What was advertised in a colonial American newspaper 250 years ago today?

May 28 - 5:28:1770 New-York Gazette and Weekly Mercury
New-York Gazette and Weekly Mercury (May 28, 1770).

“THIS Pamphlet was published for the Benefit of Prisoners of Philadelphia Goal [Jail].”

At first glance the advertisement did not look much different than others that offered books and pamphlets for sale: “Very lately published in the City of Philadelphia, and to be sold by the Printer hereof, two Discourses by a Layman of the Church of England.”  Hugh Gaine inserted that notice in the May 28, 1770, edition of the New-York Gazette and Weekly Mercury.  He offered further description of the “Discourses,” stating that they contemplated “the two following Texts; Matt. xv. 15. 25, Then came she and worshipped him saying, Lord help me; Isaiah xlv. 15. Verily thou art a God that hidest thyself, O God of Israel the Saviour.”  Gaine likely drew directly from the title page in composing that portion of the advertisement.

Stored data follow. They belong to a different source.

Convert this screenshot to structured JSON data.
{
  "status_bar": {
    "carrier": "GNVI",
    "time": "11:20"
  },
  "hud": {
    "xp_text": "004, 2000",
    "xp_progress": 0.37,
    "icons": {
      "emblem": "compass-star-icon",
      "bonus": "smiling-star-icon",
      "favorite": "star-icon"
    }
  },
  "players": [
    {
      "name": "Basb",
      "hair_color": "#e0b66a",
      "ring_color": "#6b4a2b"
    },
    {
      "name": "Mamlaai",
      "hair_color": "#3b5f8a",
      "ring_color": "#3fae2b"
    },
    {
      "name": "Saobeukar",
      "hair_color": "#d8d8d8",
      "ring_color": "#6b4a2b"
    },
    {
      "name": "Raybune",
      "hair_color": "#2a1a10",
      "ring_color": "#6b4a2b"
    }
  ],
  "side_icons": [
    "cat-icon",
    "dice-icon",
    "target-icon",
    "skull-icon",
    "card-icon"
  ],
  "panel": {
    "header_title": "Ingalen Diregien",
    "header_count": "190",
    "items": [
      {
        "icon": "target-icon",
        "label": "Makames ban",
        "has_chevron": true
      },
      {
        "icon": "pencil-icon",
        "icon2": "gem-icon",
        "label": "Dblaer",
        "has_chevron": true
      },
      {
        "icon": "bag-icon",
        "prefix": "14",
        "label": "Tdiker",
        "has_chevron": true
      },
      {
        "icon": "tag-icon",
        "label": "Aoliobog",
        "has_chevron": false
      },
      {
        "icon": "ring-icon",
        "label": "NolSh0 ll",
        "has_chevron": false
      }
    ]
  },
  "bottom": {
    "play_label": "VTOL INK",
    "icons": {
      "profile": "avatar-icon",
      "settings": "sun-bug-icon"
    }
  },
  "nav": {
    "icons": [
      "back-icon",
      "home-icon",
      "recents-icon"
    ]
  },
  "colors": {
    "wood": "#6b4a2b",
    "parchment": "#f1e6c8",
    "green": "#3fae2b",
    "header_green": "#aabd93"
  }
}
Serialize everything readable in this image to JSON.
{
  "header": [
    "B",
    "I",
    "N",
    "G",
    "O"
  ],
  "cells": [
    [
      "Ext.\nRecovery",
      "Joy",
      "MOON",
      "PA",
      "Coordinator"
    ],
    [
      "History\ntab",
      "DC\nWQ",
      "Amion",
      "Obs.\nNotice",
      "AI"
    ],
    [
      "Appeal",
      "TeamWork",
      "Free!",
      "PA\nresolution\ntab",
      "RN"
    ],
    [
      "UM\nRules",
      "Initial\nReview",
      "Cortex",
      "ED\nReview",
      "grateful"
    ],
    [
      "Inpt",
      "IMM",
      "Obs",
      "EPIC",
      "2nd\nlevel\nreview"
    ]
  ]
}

That part of the advertisement could have stood alone.  It provided the same amount of information as others placed by printers and booksellers in colonial American newspapers.  It was in the second portion that the printer made a sales pitch that distinguished this particular advertisement from others for books and pamphlets that ran in the same issue and in other newspapers.  Gaine informed prospective readers that “THIS Pamphlet was published for the Benefit of Prisoners of Philadelphia Goal [Jail].”  Purchasing it, he suggested, was an act of charity and an expression of concern for the public good.  If that was not enough to influence readers to buy the pamphlet, then they could consider it an opportunity to practice philanthropy at a bargain.  Gaine asserted that even though the pamphlet sold for eight pence in Philadelphia, he charged only “the small Sum” of four pence for each copy.  He ran a half-price sale.

Though brief, Gaine’s advertisement contained two marketing strategies that the printer expected would resonate with prospective customers: a bargain price and an opportunity to aid the less fortunate.  That he sold the pamphlet also enhanced Gaine’s own reputation, demonstrating that he supported efforts to benefit the prisoners in Philadelphia. Eighteenth-century advertisements should not be dismissed as simple because they were short or lacked striking visual elements.  In a few short sentences, Gaine made a powerful case for purchasing the pamphlet.